Timothy Brittain-Catlin
There is a great deal of interest among  architectural historians at the moment in writing about buildings in unusual ways. The idea is to attract new readers and enthusiasts. Tom Wilkinson’s Bricks and Mortals (Bloomsbury, £25; Tablet price £22.50) does it beautifully, telling highly enjoyable stories in chapters ranging from the Tower of Babel to a footbridge in Rio de Janeiro.

Diarmaid MacCulloch
Have readers discovered Louise Penny’s Quebecois detective Inspector Gamache?
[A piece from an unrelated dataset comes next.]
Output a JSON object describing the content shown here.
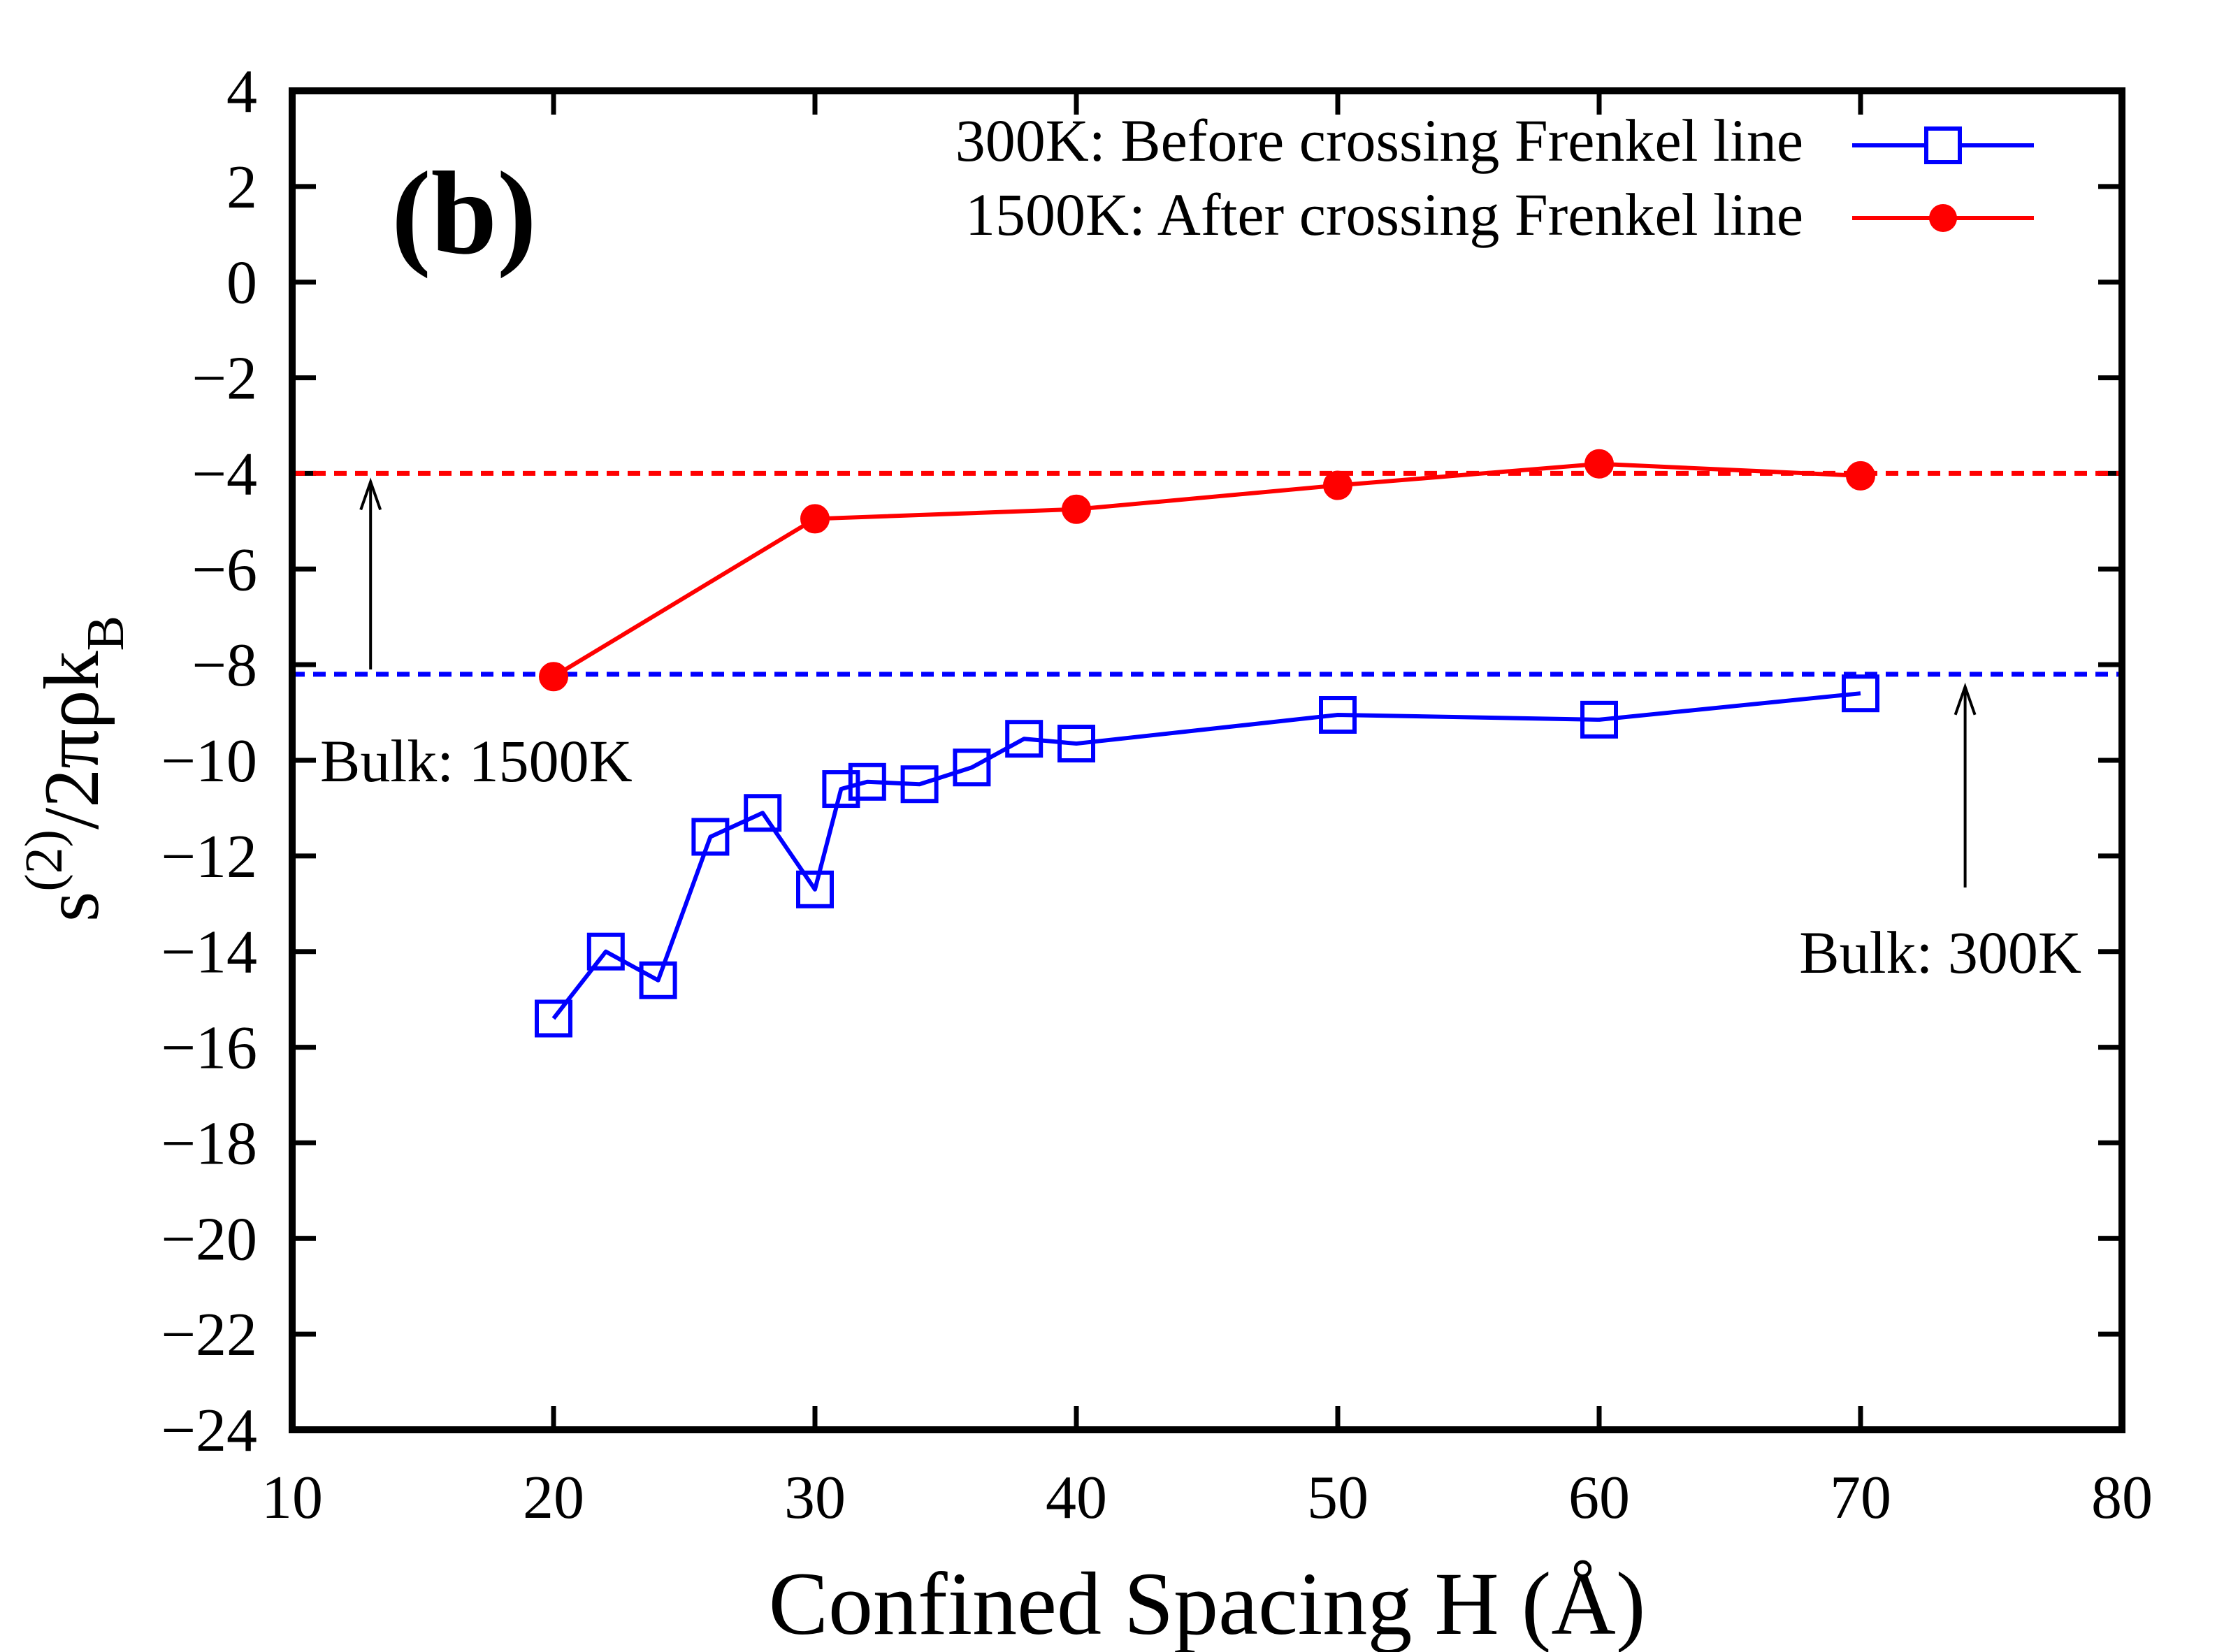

Start with the first novel, Still Life (Sphere, £8.99; Tablet price £8.10), and as long as you don’t get irritated with the conceit of a remote Canadian village experiencing more murders per head than Midsomer, you will be much diverted – look forward later in the series to mayhem in a Gilbertine monastery.

Hilmar Pabel
In Psalms (New Cambridge Bible Commentary, Cambridge University Press, £23.99; Tablet price £21.60), Walter Brueggemann and William H. Bellinger, Jr, two eminent Protestant Old Testament scholars, offer an accessible and instructive reading of the 150 poems that nourish Jewish and Christian liturgical prayer. Clear, concise, and comprehensive, the interpretation of each psalm easily lends itself to study and prayerful meditation.

Simon Scott Plummer
Donna Tartt’s The Goldfinch (Abacus, £8.99, Tablet price £8.10) is the quintessential big American novel, part Bildungsroman, part thriller, played out in New York, Las Vegas and Amsterdam, about the theft of a seventeenth-century Dutch painting following a terrorist attack on the Metropolitan Museum. A deserved winner of the 2014 Pulitzer Prize for Fiction.

Peter Stanford
Summer is a time to dip in and out, best of all to Jane Gardam’s The Stories (Little Brown, £20; Tablet price £18). Sharp, funny, mischievous and often menacing, they grab you by the throat. Gardam’s fiction is always much more than it at first seems. Behind a superficial ordinariness is something extraordinary. Rather like the fiction of another celebrated Jane.

Theo Hobson
I was nearly put off reading J.M. Coetzee’s The Childhood of Jesus (Vintage, £8.99; Tablet price £8.10) by a review that made it sound weird and pretentious. The novel (which has nothing to do with Jesus of Nazareth) is indeed a little weird, as it’s set in some imaginary time and place, but it’s engaging and thoughtful. The boy’s passion for Don Quixote prompted me to get round to reading the thing at last – which is good deep fun.

Laura Keynes
Javier Marias’ The Infatuations (Penguin, £8.99; Tablet price £8.10) is just out in paperback. It’s a taut murder novel set in Madrid. Publisher’s assistant Maria breakfasts in the same cafe everyday, where she meets the murder victim and his wife. She gets drawn into their lives with dangerous consequences. The style is intense and cerebral, totally immersive.

Nicholas King
A holiday should really be a pilgrimage, and Jesus: a Pilgrimage by James Martin (Harper One, £18.99; Tablet price £17.10) is precisely that. It is a pilgrimage to the Holy Land, but also a pilgrimage into Jesus (using the latest scholarship); more importantly it is a pilgrimage into the heart of this engaging author. And, if you listen carefully, it will be part of your own inner pilgrimage this summer.